Para Álvaro Almeida, o desafio é grande porque são mundos distintos. “Por um lado, temos uma área de relações com investidores habituada a números e resultados concretos e para a qual a sustentabilidade, quando aparece, fica restrita a um slide no fim de uma apresentação”, diz. “De outro, o mundo da sustentabilidade precisa se aproximar da gestão do negócio, para evitar falar línguas diferentes. Ou seja, as iniciativas de sustentabilidade precisam quantificar seus impactos econômicos e as iniciativas que envolvem o mercado precisam ser transformadas em indicadores sociais e ambientais. E tudo isso precisa ser contemplado em um único relatório.”
Se as empresas ainda estão procurando formas de produzir relatórios de sustentabilidade que sejam relevantes para seus públicos de interesse e para a sociedade, a GRI projeta apenas para 2020 a existência de um padrão global de relatório integrado. Enquanto isso, algumas iniciativas para puxar essa discussão já despontam, como a liderada pelo professor de Harvard Robert G. Eccles, coautor do livro One Report – Integrated reporting for a sustainable society (mais aqui).
Um dos casos apresentados na publicação é o da Natura, que desde 2002 desenvolve relatórios únicos, trazendo juntas as análises econômico-financeiras, ambientais e sociais. “Estamos ainda longe de ter um relatório realmente integrado. Temos consciência de que fazer essa integração é um processo de aprendizagem, não é trivial. Mas estamos caminhando nesse sentido”, diz Rodolfo Gutilla.
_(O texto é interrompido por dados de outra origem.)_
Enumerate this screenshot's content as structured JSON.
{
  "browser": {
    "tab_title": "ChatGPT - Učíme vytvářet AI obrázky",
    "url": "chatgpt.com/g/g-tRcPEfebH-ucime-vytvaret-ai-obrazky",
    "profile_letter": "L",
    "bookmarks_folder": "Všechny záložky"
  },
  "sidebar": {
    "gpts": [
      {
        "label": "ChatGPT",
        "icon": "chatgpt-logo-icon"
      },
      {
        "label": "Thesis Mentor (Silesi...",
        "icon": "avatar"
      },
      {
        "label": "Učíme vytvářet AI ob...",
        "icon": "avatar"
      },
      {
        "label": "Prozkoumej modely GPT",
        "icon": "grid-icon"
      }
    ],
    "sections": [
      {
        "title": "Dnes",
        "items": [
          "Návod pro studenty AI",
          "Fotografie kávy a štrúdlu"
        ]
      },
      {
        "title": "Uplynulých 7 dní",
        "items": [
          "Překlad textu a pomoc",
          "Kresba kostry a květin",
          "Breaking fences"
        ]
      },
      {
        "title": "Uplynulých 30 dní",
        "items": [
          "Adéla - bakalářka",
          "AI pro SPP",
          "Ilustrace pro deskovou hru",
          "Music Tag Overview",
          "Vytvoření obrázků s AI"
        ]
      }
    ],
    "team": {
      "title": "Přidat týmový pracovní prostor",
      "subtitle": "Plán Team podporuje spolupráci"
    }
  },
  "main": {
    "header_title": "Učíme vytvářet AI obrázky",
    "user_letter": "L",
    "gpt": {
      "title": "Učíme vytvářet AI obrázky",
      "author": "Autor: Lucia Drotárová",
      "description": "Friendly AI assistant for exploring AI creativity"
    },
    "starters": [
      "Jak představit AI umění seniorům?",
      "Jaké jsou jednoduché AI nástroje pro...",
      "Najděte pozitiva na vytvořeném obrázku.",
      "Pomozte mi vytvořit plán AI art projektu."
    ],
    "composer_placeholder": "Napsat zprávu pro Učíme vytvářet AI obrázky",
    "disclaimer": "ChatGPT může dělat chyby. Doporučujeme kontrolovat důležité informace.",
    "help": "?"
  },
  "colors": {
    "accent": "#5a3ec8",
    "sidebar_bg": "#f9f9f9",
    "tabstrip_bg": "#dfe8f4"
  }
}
_______________________________________
O que dizem alguns especialistas
Ernst Ligteringen, diretor-executivo da GRI: “Os relatórios de sustentabilidade beneficiam-se de um sólido engajamento dos públicos de interesse, já que isso ajuda a desenvolver uma avaliação eficaz da materialidade e a reportá-la de maneira equilibrada. A relevância é alcançada quando o relatório tem um valor demonstrável para a companhia e para os públicos de interesse como uma peça de comunicação, como uma base para discussão sobre os impactos econômico, ambiental e social da empresa e como um registro das ações da empresa voltadas para a criação de valor e gerenciamento de risco de longo prazo.”
Natalya Sverjensky, da agência de comunicação britânica Futerra, especializada em sustentabilidade: “Não pense em produzir um relatório até que tenha clareza sobre a quem você quer que a informação chegue. Uma vez que tiver esse forte e claro objetivo em mente, poderá determinar o formato e conteúdo mais adequados ao seu relatório – que, espero, não será um PDF.” Abaixo, alguns exemplos de boa comunicação, na opinião de Natalya:
• Engajamento de públicos de interesse: Timberland’s Earthkeepers Voices of Challenge (mais aqui)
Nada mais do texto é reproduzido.